Given the uncertainty in possible measures and timing, your clients’ tax considerations should focus less on external factors and more on the composition of their portfolios, Bridges said.

That means applying a tax-wise mindset when discussing your clients’ holdings with an investment manager:

  • Do your clients’ taxable accounts hold their most tax-efficient investments?
  • Are their tax-inefficient assets parked in their tax-deferred accounts?
  • Have your clients optimized the tax advantages of a Roth IRA?

Outside of such assessments, Bridges acknowledged that high net worth individuals should start preparing for a downshift in the estate tax exemption, which currently sits at $11.7 million per person.

Even if that tax-free threshold isn’t reduced in the next year or two, it’s scheduled to revert back to $5 million (plus inflation adjustments) at the end of 2025.

If your clients’ estate is worth between $5 million and $11.7 million, they should consider meeting with an attorney, accountant and financial advisor in the coming months to consider preparing for that eventual change.
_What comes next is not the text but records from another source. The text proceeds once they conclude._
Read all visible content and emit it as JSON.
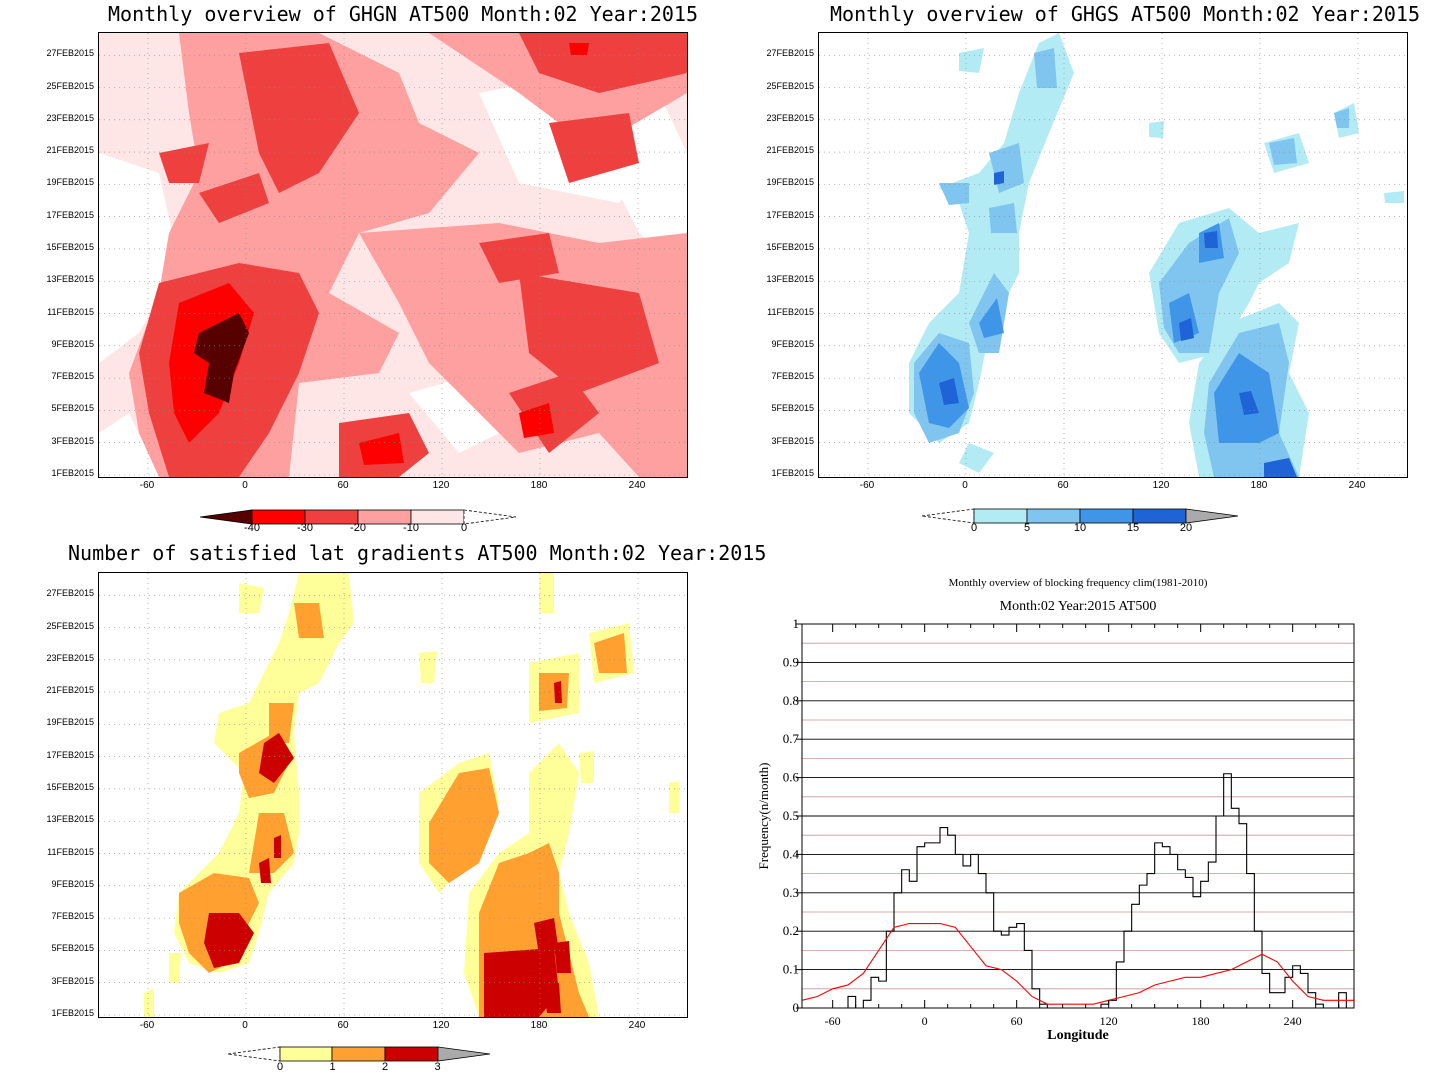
{
  "panels": {
    "ghgn": {
      "title": "Monthly overview of GHGN AT500 Month:02 Year:2015",
      "colorbar_labels": [
        "-40",
        "-30",
        "-20",
        "-10",
        "0"
      ],
      "colors": [
        "#560000",
        "#ff0000",
        "#ef4040",
        "#ffa0a0",
        "#ffe6e6",
        "#ffffff"
      ]
    },
    "ghgs": {
      "title": "Monthly overview of GHGS AT500 Month:02 Year:2015",
      "colorbar_labels": [
        "0",
        "5",
        "10",
        "15",
        "20"
      ],
      "colors": [
        "#ffffff",
        "#b3ebf5",
        "#80c4f0",
        "#3f96e8",
        "#1e64d7",
        "#aaaaaa"
      ]
    },
    "gradients": {
      "title": "Number of satisfied lat gradients AT500 Month:02 Year:2015",
      "colorbar_labels": [
        "0",
        "1",
        "2",
        "3"
      ],
      "colors": [
        "#ffffff",
        "#ffff9a",
        "#ffa030",
        "#cc0000",
        "#aaaaaa"
      ]
    }
  },
  "hovmoller_axes": {
    "x_ticks": [
      "-60",
      "0",
      "60",
      "120",
      "180",
      "240"
    ],
    "y_ticks": [
      "1FEB2015",
      "3FEB2015",
      "5FEB2015",
      "7FEB2015",
      "9FEB2015",
      "11FEB2015",
      "13FEB2015",
      "15FEB2015",
      "17FEB2015",
      "19FEB2015",
      "21FEB2015",
      "23FEB2015",
      "25FEB2015",
      "27FEB2015"
    ]
  },
  "blocking_frequency": {
    "title_line1": "Monthly overview of blocking frequency clim(1981-2010)",
    "title_line2": "Month:02 Year:2015  AT500",
    "xlabel": "Longitude",
    "ylabel": "Frequency(n/month)",
    "x_ticks": [
      "-60",
      "0",
      "60",
      "120",
      "180",
      "240"
    ],
    "y_ticks": [
      "0",
      "0.1",
      "0.2",
      "0.3",
      "0.4",
      "0.5",
      "0.6",
      "0.7",
      "0.8",
      "0.9",
      "1"
    ],
    "colors": {
      "current": "#000000",
      "climatology": "#ff0000",
      "grid_major": "#000000",
      "grid_minor": "#c89696"
    }
  },
  "chart_data": [
    {
      "type": "heatmap",
      "title": "Monthly overview of GHGN AT500 Month:02 Year:2015",
      "xlim": [
        -90,
        270
      ],
      "ylim": [
        "1FEB2015",
        "28FEB2015"
      ],
      "levels": [
        -40,
        -30,
        -20,
        -10,
        0
      ],
      "minima_regions": [
        {
          "lon": -5,
          "date": "8FEB2015",
          "value": -40
        },
        {
          "lon": -20,
          "date": "10FEB2015",
          "value": -30
        },
        {
          "lon": 10,
          "date": "14FEB2015",
          "value": -20
        },
        {
          "lon": 90,
          "date": "2FEB2015",
          "value": -30
        },
        {
          "lon": 200,
          "date": "4FEB2015",
          "value": -30
        },
        {
          "lon": 230,
          "date": "27FEB2015",
          "value": -30
        },
        {
          "lon": 50,
          "date": "26FEB2015",
          "value": -30
        }
      ]
    },
    {
      "type": "heatmap",
      "title": "Monthly overview of GHGS AT500 Month:02 Year:2015",
      "xlim": [
        -90,
        270
      ],
      "ylim": [
        "1FEB2015",
        "28FEB2015"
      ],
      "levels": [
        0,
        5,
        10,
        15,
        20
      ],
      "maxima_regions": [
        {
          "lon": -10,
          "date": "7FEB2015",
          "value": 15
        },
        {
          "lon": 25,
          "date": "11FEB2015",
          "value": 15
        },
        {
          "lon": 140,
          "date": "10FEB2015",
          "value": 15
        },
        {
          "lon": 160,
          "date": "15FEB2015",
          "value": 15
        },
        {
          "lon": 185,
          "date": "5FEB2015",
          "value": 15
        },
        {
          "lon": 195,
          "date": "1FEB2015",
          "value": 15
        }
      ]
    },
    {
      "type": "heatmap",
      "title": "Number of satisfied lat gradients AT500 Month:02 Year:2015",
      "xlim": [
        -90,
        270
      ],
      "ylim": [
        "1FEB2015",
        "28FEB2015"
      ],
      "levels": [
        0,
        1,
        2,
        3
      ],
      "maxima_regions": [
        {
          "lon": 0,
          "date": "6FEB2015",
          "value": 3
        },
        {
          "lon": 28,
          "date": "16FEB2015",
          "value": 3
        },
        {
          "lon": 185,
          "date": "3FEB2015",
          "value": 3
        },
        {
          "lon": 200,
          "date": "5FEB2015",
          "value": 3
        },
        {
          "lon": 200,
          "date": "21FEB2015",
          "value": 3
        }
      ]
    },
    {
      "type": "line",
      "title": "Monthly overview of blocking frequency clim(1981-2010)",
      "subtitle": "Month:02 Year:2015  AT500",
      "xlabel": "Longitude",
      "ylabel": "Frequency(n/month)",
      "xlim": [
        -80,
        280
      ],
      "ylim": [
        0,
        1
      ],
      "series": [
        {
          "x": [
            -80,
            -55,
            -50,
            -45,
            -40,
            -35,
            -30,
            -25,
            -20,
            -15,
            -10,
            -5,
            0,
            5,
            10,
            15,
            20,
            25,
            30,
            35,
            40,
            45,
            50,
            55,
            60,
            65,
            70,
            75,
            80,
            90,
            100,
            110,
            115,
            120,
            125,
            130,
            135,
            140,
            145,
            150,
            155,
            160,
            165,
            170,
            175,
            180,
            185,
            190,
            195,
            200,
            205,
            210,
            215,
            220,
            225,
            230,
            235,
            240,
            245,
            250,
            255,
            260,
            265,
            270,
            275
          ],
          "values": [
            0,
            0,
            0.03,
            0,
            0.02,
            0.08,
            0.07,
            0.2,
            0.3,
            0.36,
            0.33,
            0.42,
            0.43,
            0.43,
            0.47,
            0.45,
            0.4,
            0.37,
            0.4,
            0.35,
            0.3,
            0.2,
            0.19,
            0.21,
            0.22,
            0.15,
            0.05,
            0.01,
            0,
            0,
            0,
            0,
            0.01,
            0.02,
            0.12,
            0.2,
            0.27,
            0.32,
            0.35,
            0.43,
            0.42,
            0.4,
            0.36,
            0.34,
            0.29,
            0.33,
            0.38,
            0.5,
            0.61,
            0.52,
            0.48,
            0.35,
            0.2,
            0.09,
            0.04,
            0.04,
            0.08,
            0.11,
            0.09,
            0.04,
            0.01,
            0,
            0,
            0.04,
            0
          ]
        },
        {
          "x": [
            -80,
            -70,
            -60,
            -50,
            -40,
            -30,
            -20,
            -10,
            0,
            10,
            20,
            30,
            40,
            50,
            60,
            70,
            80,
            90,
            100,
            110,
            120,
            130,
            140,
            150,
            160,
            170,
            180,
            190,
            200,
            210,
            220,
            230,
            240,
            250,
            260,
            270,
            280
          ],
          "values": [
            0.02,
            0.03,
            0.05,
            0.06,
            0.09,
            0.15,
            0.21,
            0.22,
            0.22,
            0.22,
            0.21,
            0.16,
            0.11,
            0.1,
            0.07,
            0.03,
            0.01,
            0.01,
            0.01,
            0.01,
            0.02,
            0.03,
            0.04,
            0.06,
            0.07,
            0.08,
            0.08,
            0.09,
            0.1,
            0.12,
            0.14,
            0.12,
            0.07,
            0.03,
            0.02,
            0.02,
            0.02
          ]
        }
      ]
    }
  ]
}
It takes time for them to set up trusts, value their assets and determine how the trusts will be funded—and if it comes down to a late-year squeeze, finding professionals with availability will be challenging.

Back to basics

Ultimately, if your clients are trying to aggressively position their investments and other assets for tax purposes, they may expend more energy than its worth, Bridges said.

Your clients don’t want to pay more than they have to, of course, but she frequently cites a quote from one of her college professors, Randy Gardner at the University of Missouri, Kansas City: “Don’t let the tax tail wag the dog.”

Instead, revisit your clients’ values and goals to ensure that their portfolio and estate help fulfill their personal objectives, and then see where tax-savvy moves can help out, regardless of whether the nation’s capital is painted red or blue.

The content in this document is for informational and educational purposes only and does not constitute legal, tax or investment advice. Always consult with a qualified financial professional, accountant or lawyer for legal, tax and investment advice. Neither BOK Financial Corporation nor its affiliates offer legal advice.